Otherwise, no one knows what they’ll do.
‘
I had a meeting on Monday (07/25/22) with Mike Armstrong of The Massachusetts DMF and in that meeting he made some statements that differ from your stated costs for observers: he stated the cost is "$200-$300/day and a great job for a kid in school, particularly one studying marine sciences." He also stated that currently, federal boats have "about 14% observer coverage while state boats (Massachusetts) are CLOSE TO 0%". He was also kind enough to admit that even with an observer aboard, the numbers are probably skewed because they will simply sacrifice that rare (with an observer) trip and fish someplace where the tows are clean (less bycatch)....

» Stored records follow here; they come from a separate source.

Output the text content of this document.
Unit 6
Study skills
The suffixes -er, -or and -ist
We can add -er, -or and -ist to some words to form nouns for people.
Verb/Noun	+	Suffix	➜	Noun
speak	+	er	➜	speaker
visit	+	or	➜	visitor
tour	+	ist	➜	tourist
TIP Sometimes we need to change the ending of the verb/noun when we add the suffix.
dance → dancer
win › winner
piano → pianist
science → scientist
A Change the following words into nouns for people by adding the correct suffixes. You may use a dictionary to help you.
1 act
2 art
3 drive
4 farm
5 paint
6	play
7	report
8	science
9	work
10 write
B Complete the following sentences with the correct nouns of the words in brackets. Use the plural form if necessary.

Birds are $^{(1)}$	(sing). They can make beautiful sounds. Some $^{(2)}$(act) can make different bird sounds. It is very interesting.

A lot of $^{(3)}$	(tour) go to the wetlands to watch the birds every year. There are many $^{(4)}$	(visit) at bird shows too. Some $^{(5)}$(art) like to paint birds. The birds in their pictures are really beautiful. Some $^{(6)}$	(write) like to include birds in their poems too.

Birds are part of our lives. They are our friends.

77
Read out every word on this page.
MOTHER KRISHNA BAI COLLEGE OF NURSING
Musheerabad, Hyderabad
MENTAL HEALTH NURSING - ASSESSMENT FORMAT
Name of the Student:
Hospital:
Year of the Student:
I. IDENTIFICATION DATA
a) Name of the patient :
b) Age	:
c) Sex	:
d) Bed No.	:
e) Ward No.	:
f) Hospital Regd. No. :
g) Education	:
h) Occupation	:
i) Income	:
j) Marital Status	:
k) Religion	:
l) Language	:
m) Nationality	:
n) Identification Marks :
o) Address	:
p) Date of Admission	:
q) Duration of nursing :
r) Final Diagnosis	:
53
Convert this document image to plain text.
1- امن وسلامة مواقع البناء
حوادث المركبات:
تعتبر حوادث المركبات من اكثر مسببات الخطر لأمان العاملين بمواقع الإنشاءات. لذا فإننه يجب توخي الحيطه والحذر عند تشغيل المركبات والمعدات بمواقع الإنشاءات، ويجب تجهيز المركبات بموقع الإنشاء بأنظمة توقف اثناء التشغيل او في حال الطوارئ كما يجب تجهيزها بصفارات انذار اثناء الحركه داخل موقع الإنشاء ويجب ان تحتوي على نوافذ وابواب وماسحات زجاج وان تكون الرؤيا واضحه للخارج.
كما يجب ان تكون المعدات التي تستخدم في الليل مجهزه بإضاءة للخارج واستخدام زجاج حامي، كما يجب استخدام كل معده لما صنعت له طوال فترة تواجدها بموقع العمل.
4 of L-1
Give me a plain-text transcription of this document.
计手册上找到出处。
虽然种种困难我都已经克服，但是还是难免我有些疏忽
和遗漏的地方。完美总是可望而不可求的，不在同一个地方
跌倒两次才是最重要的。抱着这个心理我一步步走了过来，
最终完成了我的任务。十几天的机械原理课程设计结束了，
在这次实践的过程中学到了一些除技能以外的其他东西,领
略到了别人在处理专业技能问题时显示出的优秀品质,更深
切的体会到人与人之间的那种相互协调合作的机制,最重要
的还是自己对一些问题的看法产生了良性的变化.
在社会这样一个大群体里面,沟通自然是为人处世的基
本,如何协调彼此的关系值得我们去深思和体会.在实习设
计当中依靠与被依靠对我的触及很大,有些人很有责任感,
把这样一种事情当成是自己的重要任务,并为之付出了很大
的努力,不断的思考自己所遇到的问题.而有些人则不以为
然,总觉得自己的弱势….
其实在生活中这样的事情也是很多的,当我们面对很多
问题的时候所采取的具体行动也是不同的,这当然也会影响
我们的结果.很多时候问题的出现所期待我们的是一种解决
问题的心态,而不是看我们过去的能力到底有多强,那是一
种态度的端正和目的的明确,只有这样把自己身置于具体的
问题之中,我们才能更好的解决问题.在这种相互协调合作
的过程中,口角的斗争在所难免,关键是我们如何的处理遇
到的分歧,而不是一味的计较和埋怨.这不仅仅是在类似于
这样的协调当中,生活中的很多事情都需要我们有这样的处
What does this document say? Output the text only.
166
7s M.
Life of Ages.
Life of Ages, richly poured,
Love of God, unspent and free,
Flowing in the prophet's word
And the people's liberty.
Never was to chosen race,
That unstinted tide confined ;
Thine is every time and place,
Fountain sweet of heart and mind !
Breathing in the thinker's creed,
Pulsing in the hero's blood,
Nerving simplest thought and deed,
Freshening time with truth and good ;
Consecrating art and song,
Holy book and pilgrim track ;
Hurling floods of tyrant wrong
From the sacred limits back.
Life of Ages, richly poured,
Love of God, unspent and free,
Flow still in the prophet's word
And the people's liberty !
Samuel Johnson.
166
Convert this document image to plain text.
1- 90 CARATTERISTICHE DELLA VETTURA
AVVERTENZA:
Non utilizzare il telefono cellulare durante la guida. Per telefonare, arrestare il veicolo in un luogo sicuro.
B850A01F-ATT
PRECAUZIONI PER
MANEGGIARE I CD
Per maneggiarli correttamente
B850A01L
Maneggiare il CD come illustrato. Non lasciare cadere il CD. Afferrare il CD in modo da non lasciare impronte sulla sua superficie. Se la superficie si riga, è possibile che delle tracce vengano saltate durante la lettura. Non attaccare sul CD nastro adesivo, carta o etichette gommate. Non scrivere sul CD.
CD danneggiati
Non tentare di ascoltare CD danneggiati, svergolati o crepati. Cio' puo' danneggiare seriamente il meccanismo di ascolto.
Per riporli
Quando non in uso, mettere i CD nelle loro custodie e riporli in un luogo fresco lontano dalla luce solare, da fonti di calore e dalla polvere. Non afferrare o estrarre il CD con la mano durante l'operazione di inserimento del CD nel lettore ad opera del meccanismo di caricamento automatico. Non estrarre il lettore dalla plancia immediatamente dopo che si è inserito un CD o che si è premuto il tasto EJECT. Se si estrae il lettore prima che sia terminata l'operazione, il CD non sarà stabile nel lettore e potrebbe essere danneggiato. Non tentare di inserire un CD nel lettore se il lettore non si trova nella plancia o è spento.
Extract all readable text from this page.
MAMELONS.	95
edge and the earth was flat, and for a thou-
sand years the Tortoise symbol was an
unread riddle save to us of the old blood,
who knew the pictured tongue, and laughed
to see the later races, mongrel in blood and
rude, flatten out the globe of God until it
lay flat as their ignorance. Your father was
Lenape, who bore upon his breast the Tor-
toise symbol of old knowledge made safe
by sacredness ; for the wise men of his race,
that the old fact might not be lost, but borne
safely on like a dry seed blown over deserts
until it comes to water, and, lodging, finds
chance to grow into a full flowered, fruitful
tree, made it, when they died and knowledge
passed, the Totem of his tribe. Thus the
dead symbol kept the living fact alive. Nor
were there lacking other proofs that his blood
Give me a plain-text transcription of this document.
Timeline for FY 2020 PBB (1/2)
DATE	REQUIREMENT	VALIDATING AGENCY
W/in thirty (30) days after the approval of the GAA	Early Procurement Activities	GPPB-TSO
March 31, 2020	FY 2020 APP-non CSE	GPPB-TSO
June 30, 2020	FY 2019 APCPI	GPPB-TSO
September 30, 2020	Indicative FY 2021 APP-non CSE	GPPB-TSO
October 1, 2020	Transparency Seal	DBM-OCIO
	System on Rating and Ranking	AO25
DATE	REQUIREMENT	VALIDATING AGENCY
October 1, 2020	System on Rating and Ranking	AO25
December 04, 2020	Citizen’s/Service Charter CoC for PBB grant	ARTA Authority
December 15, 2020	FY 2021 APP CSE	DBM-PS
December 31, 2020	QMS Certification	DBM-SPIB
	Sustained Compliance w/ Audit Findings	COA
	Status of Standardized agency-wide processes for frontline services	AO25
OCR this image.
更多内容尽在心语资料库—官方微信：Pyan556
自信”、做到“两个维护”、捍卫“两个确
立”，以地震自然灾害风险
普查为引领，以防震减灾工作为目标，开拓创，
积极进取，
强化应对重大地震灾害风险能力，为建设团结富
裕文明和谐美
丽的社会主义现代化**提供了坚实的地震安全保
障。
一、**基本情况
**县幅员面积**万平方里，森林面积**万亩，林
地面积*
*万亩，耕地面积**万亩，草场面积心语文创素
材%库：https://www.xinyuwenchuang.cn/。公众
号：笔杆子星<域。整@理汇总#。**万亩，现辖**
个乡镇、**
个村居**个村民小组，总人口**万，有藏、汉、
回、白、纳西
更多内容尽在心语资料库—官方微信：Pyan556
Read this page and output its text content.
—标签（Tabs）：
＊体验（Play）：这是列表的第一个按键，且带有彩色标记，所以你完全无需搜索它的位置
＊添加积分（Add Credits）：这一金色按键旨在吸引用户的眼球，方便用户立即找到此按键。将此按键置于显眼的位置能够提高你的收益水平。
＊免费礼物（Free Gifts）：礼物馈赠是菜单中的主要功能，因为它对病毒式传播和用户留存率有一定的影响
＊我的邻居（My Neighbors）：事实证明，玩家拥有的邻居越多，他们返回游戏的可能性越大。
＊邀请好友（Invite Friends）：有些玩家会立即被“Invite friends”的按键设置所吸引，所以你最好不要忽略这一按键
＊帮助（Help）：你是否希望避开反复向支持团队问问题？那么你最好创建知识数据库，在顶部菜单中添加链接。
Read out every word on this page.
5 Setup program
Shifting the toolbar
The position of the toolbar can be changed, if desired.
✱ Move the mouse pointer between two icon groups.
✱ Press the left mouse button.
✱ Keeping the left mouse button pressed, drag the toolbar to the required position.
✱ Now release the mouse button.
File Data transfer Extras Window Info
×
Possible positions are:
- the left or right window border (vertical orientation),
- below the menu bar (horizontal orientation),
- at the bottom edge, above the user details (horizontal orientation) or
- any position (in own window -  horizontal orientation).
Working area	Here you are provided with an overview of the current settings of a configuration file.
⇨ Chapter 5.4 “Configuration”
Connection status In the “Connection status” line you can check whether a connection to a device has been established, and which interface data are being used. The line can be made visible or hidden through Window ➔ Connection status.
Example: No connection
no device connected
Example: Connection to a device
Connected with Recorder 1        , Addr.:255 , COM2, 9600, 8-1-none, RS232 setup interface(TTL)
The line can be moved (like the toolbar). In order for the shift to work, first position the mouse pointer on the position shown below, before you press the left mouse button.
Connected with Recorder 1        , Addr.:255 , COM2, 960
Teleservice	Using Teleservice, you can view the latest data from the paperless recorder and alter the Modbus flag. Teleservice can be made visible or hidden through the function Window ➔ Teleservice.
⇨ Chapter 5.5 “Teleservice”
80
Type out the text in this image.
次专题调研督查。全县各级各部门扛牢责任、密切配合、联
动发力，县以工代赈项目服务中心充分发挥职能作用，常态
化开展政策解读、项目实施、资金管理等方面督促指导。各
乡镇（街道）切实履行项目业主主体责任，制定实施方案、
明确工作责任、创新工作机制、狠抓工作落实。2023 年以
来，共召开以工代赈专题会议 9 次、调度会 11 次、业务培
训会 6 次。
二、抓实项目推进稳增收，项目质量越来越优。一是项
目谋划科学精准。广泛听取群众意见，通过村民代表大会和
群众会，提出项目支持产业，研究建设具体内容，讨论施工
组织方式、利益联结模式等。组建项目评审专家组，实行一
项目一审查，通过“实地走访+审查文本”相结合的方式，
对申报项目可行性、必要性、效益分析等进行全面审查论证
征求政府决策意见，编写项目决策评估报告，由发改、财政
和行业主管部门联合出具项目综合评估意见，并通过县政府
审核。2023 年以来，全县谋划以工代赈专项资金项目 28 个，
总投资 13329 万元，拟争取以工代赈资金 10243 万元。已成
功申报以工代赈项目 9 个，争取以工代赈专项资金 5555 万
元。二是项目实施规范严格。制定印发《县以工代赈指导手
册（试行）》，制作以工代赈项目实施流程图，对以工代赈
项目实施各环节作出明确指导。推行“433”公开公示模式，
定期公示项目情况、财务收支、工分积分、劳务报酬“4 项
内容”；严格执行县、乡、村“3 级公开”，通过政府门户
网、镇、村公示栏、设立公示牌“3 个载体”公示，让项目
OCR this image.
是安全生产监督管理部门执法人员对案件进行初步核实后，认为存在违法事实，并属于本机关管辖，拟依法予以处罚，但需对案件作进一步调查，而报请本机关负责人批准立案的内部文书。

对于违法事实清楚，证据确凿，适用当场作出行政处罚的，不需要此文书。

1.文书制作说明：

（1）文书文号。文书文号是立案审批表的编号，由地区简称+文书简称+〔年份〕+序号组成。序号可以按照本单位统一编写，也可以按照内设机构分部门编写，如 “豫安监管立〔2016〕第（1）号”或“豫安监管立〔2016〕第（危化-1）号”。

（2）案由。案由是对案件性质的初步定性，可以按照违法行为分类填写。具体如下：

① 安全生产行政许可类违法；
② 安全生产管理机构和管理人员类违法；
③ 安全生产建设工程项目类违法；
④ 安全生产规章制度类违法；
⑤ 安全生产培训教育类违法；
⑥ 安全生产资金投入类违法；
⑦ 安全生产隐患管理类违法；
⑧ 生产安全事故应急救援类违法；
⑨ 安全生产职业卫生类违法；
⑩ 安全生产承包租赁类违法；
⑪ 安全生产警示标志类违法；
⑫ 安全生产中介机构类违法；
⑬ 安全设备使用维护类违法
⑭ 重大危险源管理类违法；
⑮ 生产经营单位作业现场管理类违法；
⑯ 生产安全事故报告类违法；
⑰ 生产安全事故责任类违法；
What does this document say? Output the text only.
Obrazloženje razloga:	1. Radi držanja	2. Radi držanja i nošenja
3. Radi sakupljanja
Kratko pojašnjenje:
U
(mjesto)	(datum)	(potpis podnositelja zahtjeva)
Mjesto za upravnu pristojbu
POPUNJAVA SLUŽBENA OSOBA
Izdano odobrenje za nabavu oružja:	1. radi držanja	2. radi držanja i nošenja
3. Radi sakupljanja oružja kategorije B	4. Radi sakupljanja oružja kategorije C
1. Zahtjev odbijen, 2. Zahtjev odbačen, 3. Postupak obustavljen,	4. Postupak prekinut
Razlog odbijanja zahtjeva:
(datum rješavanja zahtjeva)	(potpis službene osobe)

ReplyDeleteThat's not my stated cost, it's the cost claimed by the person quoted in the article. I have no idea what the right cost is. Will people fish differently with observers on board? Probably. Which is why higher levels of observer coverage are needed. Electronic observation could go a long way to achieve that; in a perfect world, we could get mandatory cockpit cameras not only on commercial boats, but on party and charter boats, too, which would give a far better idea of what's going on in those industries.